City staff members determined that rental properties generated more police calls for service than owner-occupied homes by a ratio of 3 to 1. Rental properties also had a higher percent of property-code violations than owner-occupied homes.
“These statistics indicate that more city services are consumed at rental properties, which more likely have a negative impact to the neighborhood and community,” wrote City Manager Curt Boganey in a memo to the council.
But concerns that rental restrictions would interfere with property rights and exclude people from the city compelled the City Council to vote it down. “It may be somewhat exclusionary to people who want to move into the city,” said Council Member April Graves.
The Minneapolis Area Association of Realtors strongly opposed limiting rentals, arguing that the inner-ring suburb should instead enforce existing codes and rental regulations.

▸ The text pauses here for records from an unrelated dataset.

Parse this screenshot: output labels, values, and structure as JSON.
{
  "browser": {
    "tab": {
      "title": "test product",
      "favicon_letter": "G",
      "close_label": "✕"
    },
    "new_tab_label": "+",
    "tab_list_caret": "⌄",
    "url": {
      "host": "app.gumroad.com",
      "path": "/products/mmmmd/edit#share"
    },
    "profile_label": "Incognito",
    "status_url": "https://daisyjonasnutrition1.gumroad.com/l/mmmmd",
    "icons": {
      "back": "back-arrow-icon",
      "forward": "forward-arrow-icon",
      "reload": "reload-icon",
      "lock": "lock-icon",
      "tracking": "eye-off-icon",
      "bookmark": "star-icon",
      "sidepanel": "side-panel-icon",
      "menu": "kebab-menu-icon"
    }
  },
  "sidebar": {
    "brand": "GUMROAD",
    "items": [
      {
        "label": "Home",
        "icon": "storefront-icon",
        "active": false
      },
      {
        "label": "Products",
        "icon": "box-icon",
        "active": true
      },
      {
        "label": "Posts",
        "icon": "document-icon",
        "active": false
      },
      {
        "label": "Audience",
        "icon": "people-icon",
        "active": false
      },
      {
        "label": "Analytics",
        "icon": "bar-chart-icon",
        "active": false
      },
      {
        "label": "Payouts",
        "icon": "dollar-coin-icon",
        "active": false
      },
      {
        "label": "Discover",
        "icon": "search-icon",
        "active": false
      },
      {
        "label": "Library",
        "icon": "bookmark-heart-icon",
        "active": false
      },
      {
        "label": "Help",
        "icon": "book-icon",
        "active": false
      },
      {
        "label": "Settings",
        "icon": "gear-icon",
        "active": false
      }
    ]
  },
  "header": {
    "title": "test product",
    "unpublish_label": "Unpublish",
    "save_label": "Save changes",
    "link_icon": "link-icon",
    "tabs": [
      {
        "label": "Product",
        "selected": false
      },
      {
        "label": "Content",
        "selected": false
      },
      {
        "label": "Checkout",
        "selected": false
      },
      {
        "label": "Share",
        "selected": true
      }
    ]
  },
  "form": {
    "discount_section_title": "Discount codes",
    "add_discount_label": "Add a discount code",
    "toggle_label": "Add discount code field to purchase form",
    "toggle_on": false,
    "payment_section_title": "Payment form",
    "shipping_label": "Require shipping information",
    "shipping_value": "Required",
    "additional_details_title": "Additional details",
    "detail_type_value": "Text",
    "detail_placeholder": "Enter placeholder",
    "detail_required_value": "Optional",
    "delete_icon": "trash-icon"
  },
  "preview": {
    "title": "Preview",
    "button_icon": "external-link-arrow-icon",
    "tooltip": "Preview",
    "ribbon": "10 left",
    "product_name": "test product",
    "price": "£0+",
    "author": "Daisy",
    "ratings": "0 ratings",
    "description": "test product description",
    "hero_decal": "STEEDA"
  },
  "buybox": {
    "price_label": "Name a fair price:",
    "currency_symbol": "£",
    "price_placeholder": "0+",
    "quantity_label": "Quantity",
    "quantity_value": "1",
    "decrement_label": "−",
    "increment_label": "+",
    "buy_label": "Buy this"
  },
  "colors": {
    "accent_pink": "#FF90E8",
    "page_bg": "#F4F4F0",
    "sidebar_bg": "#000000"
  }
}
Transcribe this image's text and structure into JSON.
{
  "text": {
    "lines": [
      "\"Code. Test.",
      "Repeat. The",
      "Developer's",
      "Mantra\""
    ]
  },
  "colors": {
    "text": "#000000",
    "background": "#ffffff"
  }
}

In a letter to the city, the group argued that younger residents are delaying home buying and renting longer. Rental restrictions may drive them from the city.
Mid-Minnesota Legal Aid also opposed rental restrictions, arguing that they would disproportionately affect communities of color, because 75 percent of black residents, 92 percent of Somali-Americans and 52 percent of Hmong-Americans in Minnesota rent housing.
“The ordinance therefore makes housing unavailable in a way that disproportionately burdens racial and ethnic minorities protected by the Fair Housing Act,” said a letter written by Lael Robertson, supervising attorney with Mid-Minnesota Legal Aid. It also may run afoul of federal fair housing laws that prohibit making housing unavailable to a protected class.
About 65 percent of Brooklyn Center’s housing is owner-occupied, compared with 73 percent statewide.
Four Minnesota cities do limit single-family rentals: Mankato, Northfield, West St. Paul and Winona.